Year Ended - Pro Forma (Unaudited)
December 31,
20192018
Net revenue$178,732  $214,687  
Net income (loss) attributable to RealNetworks (1)
(29,152) (9,422) 

(1) The pro forma net earnings attributable to RealNetworks for the year ended December 31, 2018 include the acquisition related gain of $12.3 million and $1.5 million of transaction costs. The amounts in the supplemental pro forma earnings for the periods presented above fully eliminate intercompany transactions and conform Napster's accounting policies to RealNetworks'. These pro forma results also reflect amortization of acquisition-related intangibles and fair value adjustments to deferred revenue and contingent consideration.

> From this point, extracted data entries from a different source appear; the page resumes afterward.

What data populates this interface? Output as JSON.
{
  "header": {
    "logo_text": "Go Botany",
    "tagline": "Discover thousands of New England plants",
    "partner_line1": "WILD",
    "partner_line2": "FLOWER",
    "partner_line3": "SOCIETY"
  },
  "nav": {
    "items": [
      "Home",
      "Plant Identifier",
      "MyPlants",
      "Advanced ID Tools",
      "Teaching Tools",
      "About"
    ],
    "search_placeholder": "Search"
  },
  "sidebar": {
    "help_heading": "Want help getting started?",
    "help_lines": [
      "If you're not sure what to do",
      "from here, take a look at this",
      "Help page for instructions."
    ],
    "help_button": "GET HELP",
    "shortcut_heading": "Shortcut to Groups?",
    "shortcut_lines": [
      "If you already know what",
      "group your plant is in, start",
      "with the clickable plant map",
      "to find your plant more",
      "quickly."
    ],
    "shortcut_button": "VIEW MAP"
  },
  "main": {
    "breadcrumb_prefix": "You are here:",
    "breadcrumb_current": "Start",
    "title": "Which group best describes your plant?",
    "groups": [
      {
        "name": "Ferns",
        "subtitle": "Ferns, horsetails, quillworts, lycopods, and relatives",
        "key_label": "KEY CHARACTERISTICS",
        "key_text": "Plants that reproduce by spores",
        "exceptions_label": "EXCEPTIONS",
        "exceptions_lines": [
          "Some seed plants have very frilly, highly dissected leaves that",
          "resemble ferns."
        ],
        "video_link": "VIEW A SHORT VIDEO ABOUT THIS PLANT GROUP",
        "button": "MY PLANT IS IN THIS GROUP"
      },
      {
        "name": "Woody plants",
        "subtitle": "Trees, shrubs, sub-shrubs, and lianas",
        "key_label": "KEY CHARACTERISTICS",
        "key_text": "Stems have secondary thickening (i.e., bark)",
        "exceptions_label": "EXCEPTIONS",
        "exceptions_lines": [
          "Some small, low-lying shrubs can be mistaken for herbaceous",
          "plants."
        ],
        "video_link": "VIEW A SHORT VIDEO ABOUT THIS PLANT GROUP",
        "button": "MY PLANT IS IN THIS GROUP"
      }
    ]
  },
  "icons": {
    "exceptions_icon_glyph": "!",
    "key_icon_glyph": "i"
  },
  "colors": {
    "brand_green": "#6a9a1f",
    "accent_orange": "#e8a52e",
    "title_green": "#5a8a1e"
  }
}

The unaudited pro forma amounts are based upon the historical financial statements of RealNetworks and Napster and were prepared using the acquisition method of accounting and are not necessarily indicative of results for any current or future period.
For the year ended December 31, 2019, we incurred approximately $1.5 million in acquisition-related costs, including regulatory, legal, and other advisory fees, which we have recorded within general and administrative expenses.
Games
On April 16, 2018, in order to acquire a full workforce, we purchased 100% of the shares of a small, privately-held Netherlands-based game development studio for net cash consideration of $4.2 million.